At each of these four decisions A-D, our actors made decisions in their best interests. At decision point A, the pharmaceuticals brought a drug to market and began by pricing their drug at what the market would bare. The patients who wanted the drug could not afford it, but they had insurance which covered it. As more patients with insurance wanted the drug, the insurance company had to change things or loose too much money. The copay rise is decision B. The pharmaceutical companies realized the insurance companies would drive customers away from their product unless something was done to keep the costs from adversely impacting patients . This brings us to decision C, the copay assistance. When the pharmaceutical company realized there was no longer a constraint because patients were no longer paying the copay, the pharmaceutical companies realize they can make back their copay assistance from decision C. At this point, there is no longer a downward pressure on price which leads us back to decision point B except prices are higher this go round, and copays are no longer an effective tool to contain costs.
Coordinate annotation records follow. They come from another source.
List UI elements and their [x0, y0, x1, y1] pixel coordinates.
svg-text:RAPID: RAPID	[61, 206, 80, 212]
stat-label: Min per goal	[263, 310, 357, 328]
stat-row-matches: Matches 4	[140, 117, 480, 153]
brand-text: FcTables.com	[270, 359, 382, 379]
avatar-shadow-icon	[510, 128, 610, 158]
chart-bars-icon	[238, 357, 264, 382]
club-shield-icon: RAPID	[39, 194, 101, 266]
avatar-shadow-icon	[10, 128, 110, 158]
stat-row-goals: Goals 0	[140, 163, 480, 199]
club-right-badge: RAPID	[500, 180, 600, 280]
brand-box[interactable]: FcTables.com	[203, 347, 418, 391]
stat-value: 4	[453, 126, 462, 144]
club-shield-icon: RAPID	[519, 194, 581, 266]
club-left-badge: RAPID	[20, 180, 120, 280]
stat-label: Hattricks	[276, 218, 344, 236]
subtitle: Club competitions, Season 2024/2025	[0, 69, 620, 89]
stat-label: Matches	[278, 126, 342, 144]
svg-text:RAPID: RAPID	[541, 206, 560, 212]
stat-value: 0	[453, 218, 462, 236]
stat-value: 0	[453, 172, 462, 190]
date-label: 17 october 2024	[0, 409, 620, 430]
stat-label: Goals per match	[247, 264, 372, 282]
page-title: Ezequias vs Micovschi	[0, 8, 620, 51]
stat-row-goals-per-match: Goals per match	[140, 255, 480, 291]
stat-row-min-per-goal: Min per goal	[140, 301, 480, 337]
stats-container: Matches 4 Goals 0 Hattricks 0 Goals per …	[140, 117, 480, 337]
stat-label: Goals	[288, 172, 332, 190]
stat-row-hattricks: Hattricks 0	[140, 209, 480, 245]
Wall Street Journal: Health Insurers Discriminate Against Patients Who Need Specialty Drugs

While many may read the article in the Wall Street Journal as a terrible injustice insurance companies are inflicting upon us in the land of sickville, I look at it as a predictable decision point. The article describes decision point B. I have benefited from decision point C, and I know many other patients have as well. At some point in the near future, I predict we will complete the cycle. I know the drug I take for MS still costs 70-90K a year, and the price has not dropped significantly in the 8 years I have taken it. I attribute some of this to decision point D, but I have to admit I have not looked too closely at the marginal costs of the drug maker to make another dose for me or the time frame they need to recoup their investment costs. It has never been in my interest as a patient to care overly much when I pay so little. As more patients, pharmaceutical companies, and insurance companies continue to act in their own interests, how long can our free market continue to function without collapse?